Research Project: Intervention Strategies to Control Endemic and New and Emerging Viral Diseases of Swine

Location: Virus and Prion Research

Title: Senecavirus A: Frequently asked questions

Author
item Buckley, Alexandra
item Lager, Kelly

Submitted to: Swine Health and Production
Publication Type: Peer Reviewed Journal
Publication Acceptance Date: 9/8/2021
Publication Date: 5/2/2022
Citation: Devries, A.C., Lager, K.M. 2022. Senecavirus A: Frequently asked questions. Swine Health and Production. 30(3):149-159. https://doi.org/10.54846/jshap/1270.
DOI: https://doi.org/10.54846/jshap/1270

Interpretive Summary: Senecavirus A (SVA) has been demonstrated to be a causative agent for vesicular disease in swine. It is clinically indistinguishable from other agents that cause vesicular disease such foot-and-mouth disease virus (FMDV). FMDV is a foreign animal disease (FAD), thus every time a vesicle is observed an investigation is initiated to rule out FMDV. SVA has now been reported across the Americas and Asia, and it appears the ecology of this virus has changed from sporadic infections to an endemic disease in some areas. In addition to vesicular disease there have also been reports of increased neonatal mortality on affected sow farms. Knowledge about the pathogenesis of SVA in swine can provide many benefits to the swine industry. Understanding how long the virus can be detected in various sample types after infection can aide in choosing the correct samples to collect for diagnosis. In addition, the duration of virus shedding can help determine measures to control virus spread between animals. Prevention of SVA infection and disease with an efficacious vaccine could improve swine welfare, minimize SVA transmission, and reduce the burden of FAD investigations.

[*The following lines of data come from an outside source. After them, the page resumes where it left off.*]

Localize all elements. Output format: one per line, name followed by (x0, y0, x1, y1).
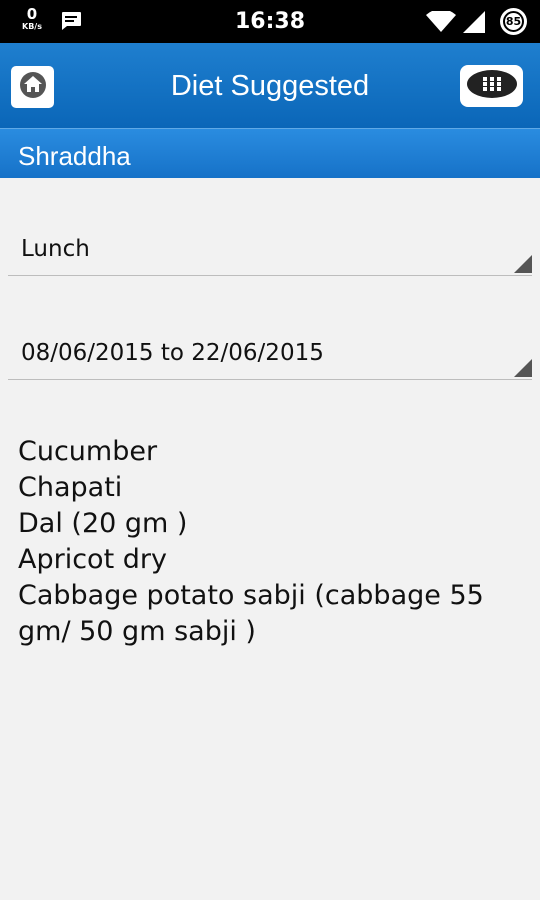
wifi-icon (426, 9, 456, 37)
patient-name: Shraddha (18, 141, 131, 171)
status-bar: 0 KB/s 16:38 85 (0, 0, 540, 43)
action-bar: Diet Suggested (0, 43, 540, 128)
diet-item: Apricot dry (18, 544, 167, 575)
page-title: Diet Suggested (170, 70, 370, 102)
grid-menu-icon (466, 69, 518, 103)
battery-icon: 85 (500, 8, 527, 35)
meal-type-spinner[interactable]: Lunch (8, 226, 532, 276)
date-range-spinner[interactable]: 08/06/2015 to 22/06/2015 (8, 330, 532, 380)
meal-type-value: Lunch (21, 236, 90, 262)
diet-item: Cabbage potato sabji (cabbage 55 gm/ 50 … (18, 580, 484, 647)
dropdown-arrow-icon (514, 255, 532, 273)
diet-item: Dal (20 gm ) (18, 508, 188, 539)
clock: 16:38 (234, 9, 306, 34)
diet-list: Cucumber Chapati Dal (20 gm ) Apricot dr… (18, 434, 518, 650)
signal-icon (463, 11, 487, 37)
battery-level: 85 (503, 11, 524, 32)
diet-item: Cucumber (18, 436, 158, 467)
menu-button[interactable] (460, 65, 523, 107)
date-range-value: 08/06/2015 to 22/06/2015 (21, 340, 324, 366)
diet-item: Chapati (18, 472, 123, 503)
dropdown-arrow-icon (514, 359, 532, 377)
patient-name-bar: Shraddha (0, 128, 540, 178)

Technical Abstract: Senecavirus A (SVA) has been demonstrated to be a causative agent for vesicular disease in swine. It is clinically indistinguishable from other agents that cause vesicular disease such foot-and-mouth disease virus (FMDV). FMDV is a foreign animal disease (FAD), thus every time a vesicle is observed an investigation is initiated to rule out FMDV. SVA has now been reported across the Americas and Asia, and it appears the ecology of this virus has changed from sporadic infections to an endemic disease in some areas. In addition to vesicular disease there have also been reports of increased neonatal mortality on affected sow farms. Knowledge about the pathogenesis of SVA in swine can provide many benefits to the swine industry. Understanding how long the virus can be detected in various sample types after infection can aide in choosing the correct samples to collect for diagnosis. In addition, the duration of virus shedding can help determine measures to control virus spread between animals. Prevention of SVA infection and disease with an efficacious vaccine could improve swine welfare, minimize SVA transmission, and reduce the burden of FAD investigations.